Doctor of Philosophy (PhD)

Department:

Environment and Society

Committee Chair(s)

Christopher Monz

Committee

Christopher Monz

Committee

Mark Brunson

Committee

Wayne Freimund

Committee

Sarah Klain

Committee

Patrick Singleton

Abstract

Park and protected area (PPA) recreation management is often characterized by social, ecological, and managerial dimensions. These dimensions have increasingly been conceptualized as social-ecological systems (SESs) to understand the complex interrelationships between them. Contemporary trends of increased visitation on public lands in the United States, including US National Parks, have accentuated the complex interactions between the amount of recreation use, the capacity of the setting, the quality of the visitor experience, and ecological resource conditions. These challenges of managing recreation use and understanding these interactions will be further compounded by climate change and its effects on ecosystem composition and dynamics. The first chapter will provide the context for this dissertation that illustrates these challenges to PPA management in the context of global conservation and habitat conservation efforts. Examining the complex interactions between social, ecological, and managerial dimensions in park and protected area recreation management through the lens of social-ecological systems is part of an evolving adaptive management paradigm for PPAs and natural resources.

The second chapter is centered on the managed-access Timed-Entry Reservation System (TEPS) reservation system in Rocky Mountain National Park (RMNP), where managers utilized the park’s transportation system to target desired conditions and consequently moderate the flow of people and vehicles entering the park.
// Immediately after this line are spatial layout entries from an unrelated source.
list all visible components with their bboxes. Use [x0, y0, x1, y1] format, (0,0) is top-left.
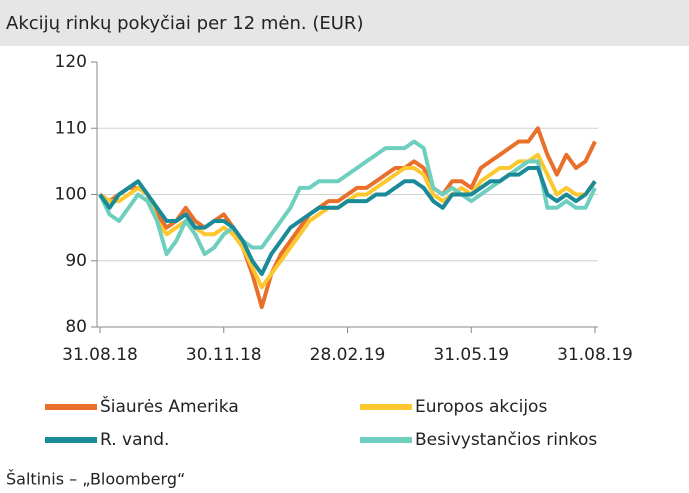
legend-label: Europos akcijos: [415, 397, 547, 417]
x-tick-label: 30.11.18: [186, 345, 262, 365]
x-tick-label: 31.08.18: [62, 345, 138, 365]
chart-title: Akcijų rinkų pokyčiai per 12 mėn. (EUR): [6, 13, 363, 34]
legend-label: R. vand.: [100, 430, 169, 450]
series-line: [98, 166, 597, 276]
legend-label: Šiaurės Amerika: [100, 395, 239, 417]
x-tick-label: 31.08.19: [557, 345, 633, 365]
legend-label: Besivystančios rinkos: [415, 430, 597, 450]
y-tick-label: 80: [65, 317, 87, 337]
series-line: [98, 126, 597, 310]
y-tick-label: 90: [65, 251, 87, 271]
header-band: [0, 0, 689, 46]
y-tick-label: 120: [55, 52, 87, 72]
y-tick-label: 100: [55, 185, 87, 205]
x-tick-label: 28.02.19: [310, 345, 386, 365]
source: Šaltinis – „Bloomberg“: [6, 470, 185, 489]
y-tick-label: 110: [55, 118, 87, 138]
series-line: [98, 139, 597, 257]
x-tick-label: 31.05.19: [433, 345, 509, 365]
We developed an email-based survey instrument to understand visitors’ evaluations of their experience under the TEPS system and elicited their attitudes toward use-limiting strategies such as TEPS. We found that 78% of the respondents reflected favorably on the managed-access park experience, although these attitudes are often value-laden and involve expectations about the conditions they experience.

The third and fourth chapters shift the focus to a management experiment the evaluates the effect of a direct trail management action in PPAs in Orange County, CA, which introduced direction and use-type trail designations. The third chapter evaluates the efficacy of these approaches, which have not been systematically studied in the literature on recreation management, to address concerns regarding visitor experience, safety, and conflict. The fourth chapter will evaluate the effects of these trail management strategies on trail resource conditions by monitoring biophysical indicators of recreation disturbance with a UAV (drone) prior to and after the management actions were implemented. Together, these third and fourth chapters will illustrate these complex and coupled interactions between the social and ecological dimensions of PPA management and provide a novel contribution to the literature by jointly examining them as part of the experimental design.

The fifth and concluding chapter provides reflection upon the preceding chapters and their contributions to PPA recreation management.